Where the Sidewalk Ends est un archétype total du film noir, et de cette considération pourra naître deux réactions opposées, l'adhésion ou le rejet. L'occasion de se rendre compte, pour la énième fois, si besoin était, de la part écrasante de subjectivité dans l'appréciation (au sens neutre et dépassionné) : étant plutôt très bon client du genre, cette histoire d'enquêteur aux méthodes brutales se retrouvant dans une impasse morale suite à un accident a beau cocher toutes les cases du film qui respecte à la lettre les codes imposés, il n'en reste pas moins très attrayant en composant un portrait comme une touche complémentaire à la somme de tout ce que j'ai pu voir jusqu'à présent.
Autant dire que les clichés sont bien présents : les excès de violence peu contrôlables, les sanctions de la hiérarchie qui affleurent, la perméabilité des mondes de la police et des gangsters, la jeune femme qui fait tout plier sous son charme, le meurtre à dissimuler... Le film noir américain d'après-guerre dans toute sa splendeur. C'est même en quelque sorte le début d'une nouvelle ère dans le sous-genre du noir à caractère psychologique, puisqu'il y a le père du flic protagoniste qui lui évoluait au sein de la pègre, et la conscience qui envahit tout l'espace dans la dernière partie du film.

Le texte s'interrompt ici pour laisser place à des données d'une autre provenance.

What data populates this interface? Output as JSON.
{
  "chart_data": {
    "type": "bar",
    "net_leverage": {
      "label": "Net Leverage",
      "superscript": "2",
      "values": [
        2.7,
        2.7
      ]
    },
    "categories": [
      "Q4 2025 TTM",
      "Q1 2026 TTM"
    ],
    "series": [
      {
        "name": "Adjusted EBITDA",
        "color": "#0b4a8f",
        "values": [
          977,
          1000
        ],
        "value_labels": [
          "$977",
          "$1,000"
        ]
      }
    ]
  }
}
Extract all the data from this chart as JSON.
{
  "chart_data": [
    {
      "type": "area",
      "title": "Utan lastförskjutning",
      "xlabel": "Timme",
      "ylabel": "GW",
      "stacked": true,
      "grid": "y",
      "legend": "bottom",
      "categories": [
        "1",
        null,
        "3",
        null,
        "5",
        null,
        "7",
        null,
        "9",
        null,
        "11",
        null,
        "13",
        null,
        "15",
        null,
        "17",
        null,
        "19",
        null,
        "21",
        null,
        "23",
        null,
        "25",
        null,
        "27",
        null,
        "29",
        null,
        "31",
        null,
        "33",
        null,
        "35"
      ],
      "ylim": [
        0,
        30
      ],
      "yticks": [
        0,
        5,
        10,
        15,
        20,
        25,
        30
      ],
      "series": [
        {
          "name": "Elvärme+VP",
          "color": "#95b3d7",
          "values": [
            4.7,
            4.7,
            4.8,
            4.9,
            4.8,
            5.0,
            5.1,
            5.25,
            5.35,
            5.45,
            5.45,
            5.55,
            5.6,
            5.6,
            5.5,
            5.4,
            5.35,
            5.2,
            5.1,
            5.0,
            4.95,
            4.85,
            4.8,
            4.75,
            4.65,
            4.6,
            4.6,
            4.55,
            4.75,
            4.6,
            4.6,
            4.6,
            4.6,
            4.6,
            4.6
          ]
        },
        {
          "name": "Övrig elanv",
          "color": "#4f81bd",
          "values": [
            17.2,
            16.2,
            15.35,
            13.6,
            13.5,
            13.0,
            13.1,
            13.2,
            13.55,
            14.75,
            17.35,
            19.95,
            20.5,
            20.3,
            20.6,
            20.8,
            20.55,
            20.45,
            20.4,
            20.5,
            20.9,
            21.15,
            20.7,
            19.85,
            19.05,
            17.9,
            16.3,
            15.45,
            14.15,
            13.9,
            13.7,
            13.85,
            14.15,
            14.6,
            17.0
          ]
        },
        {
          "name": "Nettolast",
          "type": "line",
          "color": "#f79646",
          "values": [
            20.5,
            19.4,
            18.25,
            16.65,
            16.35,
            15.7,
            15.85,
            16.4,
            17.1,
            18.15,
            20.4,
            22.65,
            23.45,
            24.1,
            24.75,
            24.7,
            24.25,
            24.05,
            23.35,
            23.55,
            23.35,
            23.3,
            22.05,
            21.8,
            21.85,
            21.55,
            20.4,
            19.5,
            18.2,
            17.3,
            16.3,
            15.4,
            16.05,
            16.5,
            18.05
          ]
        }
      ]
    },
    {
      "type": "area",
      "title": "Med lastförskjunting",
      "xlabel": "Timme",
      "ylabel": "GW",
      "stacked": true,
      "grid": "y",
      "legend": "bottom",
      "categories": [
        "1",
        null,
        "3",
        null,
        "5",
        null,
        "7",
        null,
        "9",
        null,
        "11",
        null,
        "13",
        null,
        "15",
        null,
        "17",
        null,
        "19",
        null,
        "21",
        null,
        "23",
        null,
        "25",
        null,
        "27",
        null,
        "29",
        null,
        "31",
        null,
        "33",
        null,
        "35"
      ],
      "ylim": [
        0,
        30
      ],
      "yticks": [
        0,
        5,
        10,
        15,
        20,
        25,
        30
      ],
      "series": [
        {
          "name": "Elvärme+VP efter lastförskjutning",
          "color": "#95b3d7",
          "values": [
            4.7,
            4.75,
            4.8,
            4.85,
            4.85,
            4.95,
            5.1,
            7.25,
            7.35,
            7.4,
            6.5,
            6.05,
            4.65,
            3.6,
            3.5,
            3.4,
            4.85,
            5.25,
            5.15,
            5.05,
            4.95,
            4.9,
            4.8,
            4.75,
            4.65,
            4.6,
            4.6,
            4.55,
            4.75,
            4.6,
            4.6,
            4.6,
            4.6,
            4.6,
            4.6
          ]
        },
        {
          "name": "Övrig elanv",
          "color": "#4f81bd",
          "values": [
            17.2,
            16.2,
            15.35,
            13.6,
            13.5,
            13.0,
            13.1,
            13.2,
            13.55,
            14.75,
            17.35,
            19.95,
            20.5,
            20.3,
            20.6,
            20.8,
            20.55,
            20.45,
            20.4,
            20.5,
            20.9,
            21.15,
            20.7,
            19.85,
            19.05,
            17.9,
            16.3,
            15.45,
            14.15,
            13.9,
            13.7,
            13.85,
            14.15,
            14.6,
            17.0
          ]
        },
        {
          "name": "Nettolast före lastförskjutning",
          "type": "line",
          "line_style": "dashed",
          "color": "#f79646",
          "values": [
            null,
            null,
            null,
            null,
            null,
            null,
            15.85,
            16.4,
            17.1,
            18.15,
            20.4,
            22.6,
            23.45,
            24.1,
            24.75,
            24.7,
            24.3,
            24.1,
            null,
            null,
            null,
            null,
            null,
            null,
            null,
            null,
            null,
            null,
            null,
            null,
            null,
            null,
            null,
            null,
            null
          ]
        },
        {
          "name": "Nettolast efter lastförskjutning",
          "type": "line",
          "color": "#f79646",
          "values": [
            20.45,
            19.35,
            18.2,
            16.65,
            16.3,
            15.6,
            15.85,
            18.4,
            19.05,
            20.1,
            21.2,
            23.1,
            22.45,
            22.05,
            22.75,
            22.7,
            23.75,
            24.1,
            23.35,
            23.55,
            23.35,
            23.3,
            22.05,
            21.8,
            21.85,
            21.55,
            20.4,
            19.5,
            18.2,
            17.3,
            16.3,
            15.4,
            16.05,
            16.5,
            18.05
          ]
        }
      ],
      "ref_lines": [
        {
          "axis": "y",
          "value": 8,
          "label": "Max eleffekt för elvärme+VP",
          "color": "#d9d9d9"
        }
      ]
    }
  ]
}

Une grande part de la réussite du film tient à mes yeux au duo d'interprétation Gene Tierney / Dana Andrews (avec une petite mention pour Karl Malden), 6 ans après leurs rôles dans Laura du même Preminger : la première en femme fatale malgré elle, le second en semi-privé bourru. C'est très calibré, mais c'est aussi bien huilé. Tout n'est pas optimal, on peut regretter le caractère impassible de Andrews un peu trop mono-expressif, tout comme la façon de poser le dilemme moral (homicide involontaire) ainsi que le semi-happy end rédempteur sur fond de réconciliation avec soi-même un peu rapidement expédié. Mais cette ambiance de polar urbain tellement 50s, le suspense guidé non pas par l'identité de l'assassin mais par le destin du héros, cette gestion du cadre toute en plongées et contre-plongées, forme un tout assez agréable au sein du classicisme.